Another BSEC official said that the law ministry asked the BSEC for setting up the tribunal on the commission compound. The commission was trying to set up the tribunal at the Chief Metropolitan Magistrate’s Court as the BSEC is suffering from space shortage with its existing employees, he said.
The government on February 24 appointed Humayun, who had been serving as the judge in a special tribunal in Mymensingh, as the judge for the Bangladesh Securities and Exchange Commission’s special tribunal.
The special tribunal, formed under the Securities and Exchange Ordinance 1969 for the first time, will start functioning soon, the official said.
The law ministry in January sent a proposal to the Supreme Court for
appointing Mustafizur Rahman, a district judge now deputed in the ministry, as the judge of the tribunal, but the Supreme Court recommended Humayun Kabir for the job, acting law secretary Abu Saleh Sheikh Md Zahirul Haque had told New Age earlier.

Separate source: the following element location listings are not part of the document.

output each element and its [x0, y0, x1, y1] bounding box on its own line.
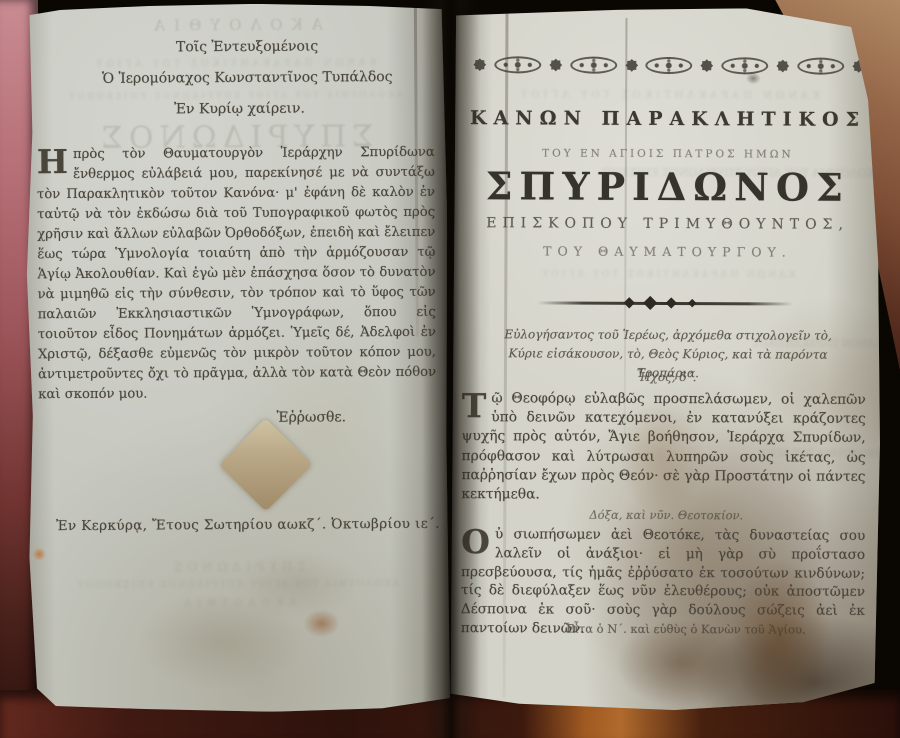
showthrough-line: ΚΑΝΩΝ ΠΑΡΑΚΛΗΤΙΚΟΣ ΤΟΥ ΑΓΙΟΥ — [452, 269, 882, 281]
dropcap-eta: Η — [37, 148, 68, 176]
author-line: Ὁ Ἱερομόναχος Κωνσταντῖνος Τυπάλδος — [22, 69, 446, 88]
canon-overline: ΤΟΥ ΕΝ ΑΓΙΟΙΣ ΠΑΤΡΟΣ ΗΜΩΝ — [453, 147, 883, 161]
canon-title: ΚΑΝΩΝ ΠΑΡΑΚΛΗΤΙΚΟΣ — [453, 107, 883, 131]
showthrough-line: ΑΚΟΛΟΥΘΙΑ ΤΟΥ ΑΓΙΟΥ ΣΠΥΡΙΔΩΝΟΣ ΕΠΙΣΚΟΠΟΥ — [603, 166, 883, 180]
medallion-icon — [646, 56, 693, 73]
doxa-rubric: Δόξα, καὶ νῦν. Θεοτοκίον. — [451, 507, 881, 523]
tapered-rule-divider — [537, 295, 793, 310]
dropcap-omicron: Ο — [461, 528, 490, 556]
medallion-icon — [570, 56, 617, 73]
prologue-paragraph: Ηπρὸς τὸν Θαυματουργὸν Ἱεράρχην Σπυρίδων… — [37, 143, 437, 405]
showthrough-title-mirrored: ΑΚΟΛΟΥΘΙΑ — [22, 15, 446, 36]
salutation-line: Τοῖς Ἐντευξομένοις — [22, 38, 446, 57]
divider-diamond — [688, 299, 696, 307]
troparion-text: ῷ Θεοφόρῳ εὐλαβῶς προσπελάσωμεν, οἱ χαλε… — [461, 390, 865, 502]
bishop-subtitle: ΕΠΙΣΚΟΠΟΥ ΤΡΙΜΥΘΟΥΝΤΟΣ, — [453, 215, 883, 233]
wonderworker-subtitle: ΤΟΥ ΘΑΥΜΑΤΟΥΡΓΟΥ. — [452, 243, 882, 260]
imprint-line: Ἐν Κερκύρᾳ, Ἔτους Σωτηρίου αωκζ΄. Ὀκτωβρ… — [25, 516, 449, 535]
greeting-line: Ἐν Κυρίῳ χαίρειν. — [22, 100, 446, 119]
book-photo: ΑΚΟΛΟΥΘΙΑ Τοῖς Ἐντευξομένοις ΚΑΝΩΝ ΠΑΡΑΚ… — [0, 0, 900, 738]
paper-repair-patch — [219, 418, 312, 511]
theotokion-text: ὐ σιωπήσωμεν ἀεὶ Θεοτόκε, τὰς δυναστείας… — [461, 526, 865, 636]
dropcap-tau: Τ — [462, 392, 487, 420]
showthrough-margin: ΚΑΝΩΝ ΠΑΡΑΚΛΗΤΙΚΟΣ ΤΟΥ ΑΓΙΟΥ — [752, 338, 882, 350]
headpiece-ornament-band — [475, 53, 863, 77]
showthrough-margin: ΑΚΟΛΟΥΘΙΑ ΤΟΥ ΑΓΙΟΥ ΣΠΥΡΙΔΩΝΟΣ ΕΠΙΣΚΟΠΟΥ — [762, 448, 882, 460]
showthrough-imprint: ΑΚΟΛΟΥΘΙΑ — [25, 597, 449, 611]
left-page: ΑΚΟΛΟΥΘΙΑ Τοῖς Ἐντευξομένοις ΚΑΝΩΝ ΠΑΡΑΚ… — [22, 3, 450, 714]
rosette-icon — [777, 59, 790, 72]
rosette-icon — [701, 59, 714, 72]
divider-diamond — [643, 296, 657, 310]
closing-rubric: Εἶτα ὁ Ν΄. καὶ εὐθὺς ὁ Κανὼν τοῦ Ἁγίου. — [451, 621, 881, 637]
medallion-icon — [494, 56, 541, 73]
divider-diamond — [666, 297, 677, 308]
medallion-icon — [797, 57, 844, 74]
showthrough-line: ΚΑΝΩΝ ΠΑΡΑΚΛΗΤΙΚΟΣ ΤΟΥ ΑΓΙΟΥ — [453, 89, 883, 102]
showthrough-imprint: ΑΚΟΛΟΥΘΙΑ ΤΟΥ ΑΓΙΟΥ ΣΠΥΡΙΔΩΝΟΣ ΕΠΙΣΚΟΠΟΥ — [25, 579, 449, 592]
rosette-icon — [549, 58, 562, 71]
troparion-paragraph: Τῷ Θεοφόρῳ εὐλαβῶς προσπελάσωμεν, οἱ χαλ… — [461, 389, 865, 506]
farewell-line: Ἐῤῥωσθε. — [24, 409, 448, 428]
mode-line: Ἦχος, δ΄. — [452, 369, 882, 385]
rosette-icon — [625, 58, 638, 71]
rosette-icon — [473, 58, 486, 71]
divider-diamond — [624, 297, 635, 308]
prologue-text: πρὸς τὸν Θαυματουργὸν Ἱεράρχην Σπυρίδωνα… — [37, 145, 436, 402]
medallion-icon — [721, 57, 768, 74]
showthrough-imprint: ΣΠΥΡΙΔΩΝΟΣ — [25, 559, 449, 576]
right-page: ΚΑΝΩΝ ΠΑΡΑΚΛΗΤΙΚΟΣ ΤΟΥ ΑΓΙΟΥ ΚΑΝΩΝ ΠΑΡΑΚ… — [450, 7, 883, 711]
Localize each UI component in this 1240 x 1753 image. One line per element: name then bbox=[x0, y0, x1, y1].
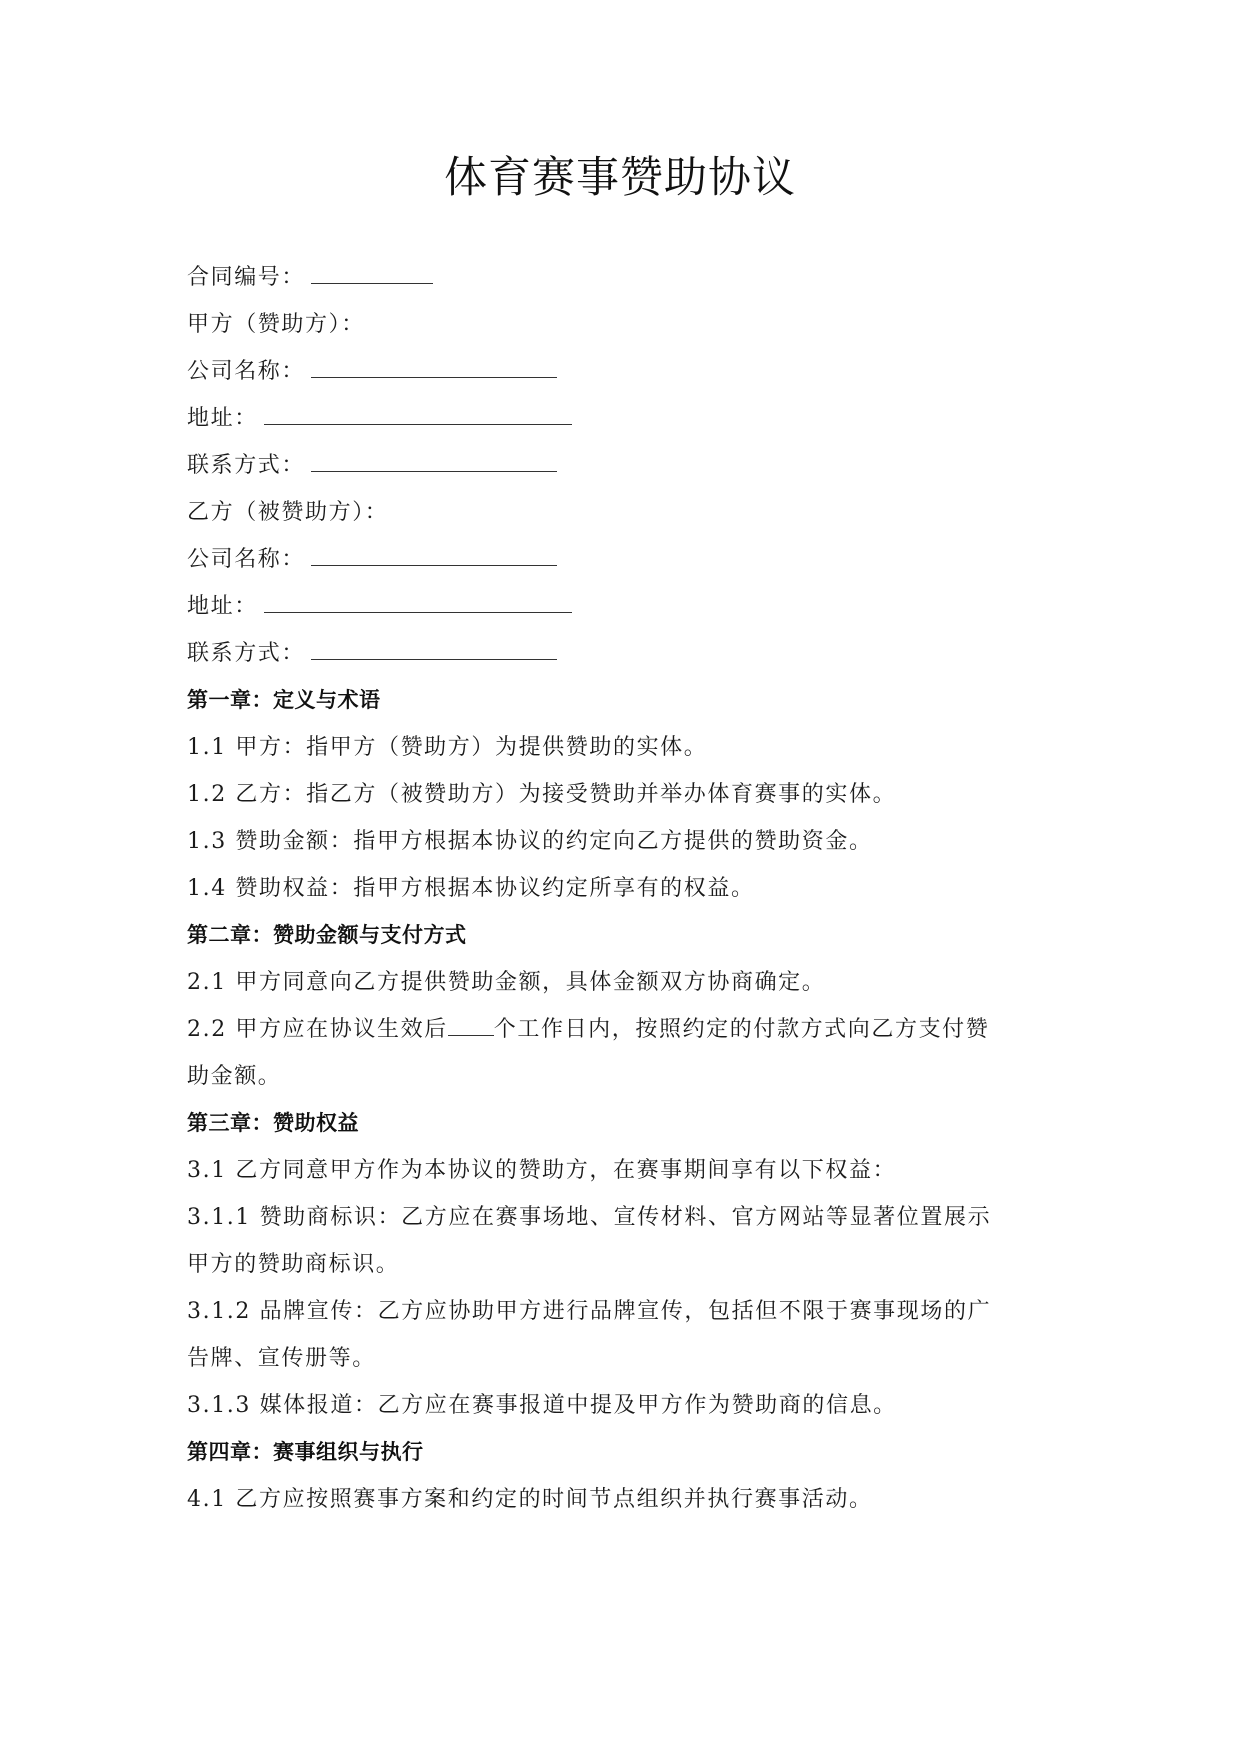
chapter-4-heading: 第四章：赛事组织与执行 bbox=[187, 1429, 1057, 1476]
party-a-company-label: 公司名称： bbox=[187, 359, 305, 384]
chapter-3-heading: 第三章：赞助权益 bbox=[187, 1100, 1057, 1147]
party-a-company-field: 公司名称： bbox=[187, 348, 1057, 395]
document-body: 合同编号： 甲方（赞助方）： 公司名称： 地址： 联系方式： 乙方（被赞助方）：… bbox=[187, 254, 1057, 1523]
clause-2-2-text-before: 2.2 甲方应在协议生效后 bbox=[187, 1017, 448, 1042]
party-b-company-blank[interactable] bbox=[311, 545, 557, 566]
contract-number-label: 合同编号： bbox=[187, 265, 305, 290]
party-a-address-label: 地址： bbox=[187, 406, 258, 431]
party-a-contact-field: 联系方式： bbox=[187, 442, 1057, 489]
clause-2-2-text-after: 个工作日内，按照约定的付款方式向乙方支付赞 bbox=[494, 1017, 990, 1042]
contract-number-field: 合同编号： bbox=[187, 254, 1057, 301]
clause-1-2: 1.2 乙方：指乙方（被赞助方）为接受赞助并举办体育赛事的实体。 bbox=[187, 771, 1057, 818]
chapter-1-heading: 第一章：定义与术语 bbox=[187, 677, 1057, 724]
contract-number-blank[interactable] bbox=[311, 263, 433, 284]
party-a-contact-label: 联系方式： bbox=[187, 453, 305, 478]
clause-3-1-1: 3.1.1 赞助商标识：乙方应在赛事场地、宣传材料、官方网站等显著位置展示 bbox=[187, 1194, 1057, 1241]
party-b-contact-blank[interactable] bbox=[311, 639, 557, 660]
clause-3-1-3: 3.1.3 媒体报道：乙方应在赛事报道中提及甲方作为赞助商的信息。 bbox=[187, 1382, 1057, 1429]
party-b-address-blank[interactable] bbox=[264, 592, 572, 613]
clause-3-1-2: 3.1.2 品牌宣传：乙方应协助甲方进行品牌宣传，包括但不限于赛事现场的广 bbox=[187, 1288, 1057, 1335]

The government on December 10, 2012 amended the Securities and Exchange Ordinance 1969 making provisions for the establishment of a special tribunal to deal with the cases relating to stock markets in response to a longstanding demand from different quarters.
According to statistics available with the Bangladesh Securities and Exchange Commission, the number of cases filed by and against the commission rose to 398 till September 2012. The number was 52 in 1999.
Of the 398 cases, six were pending with the Appellate Division, 159 with the High Court, 203 with the General Certificate Court in Dhaka, nine with the Dhaka Joint District Judge’s Court, two with the Assistant Judge’s Court and the rest with different other lower courts, the data showed.
In September 2013, the commission sent the report on the progress of 17 cases to the finance ministry.
None of the 17 cases related to stock market scams in 1996 and 2010-11 have so far been disposed of even after the appointments of two new lawyers to deal with the cases, the commission had informed the finance ministry.
The commission report showed that 15 of the 17 cases were filed in connection with the 1996 stock market scam. Of them, one was pending with the Appellate Division, 12 with the High Court and two with the Metropolitan Magistrate’s Court.
The rest two of the 17 cases were filed in connection with stock market scam in 2010, said the report.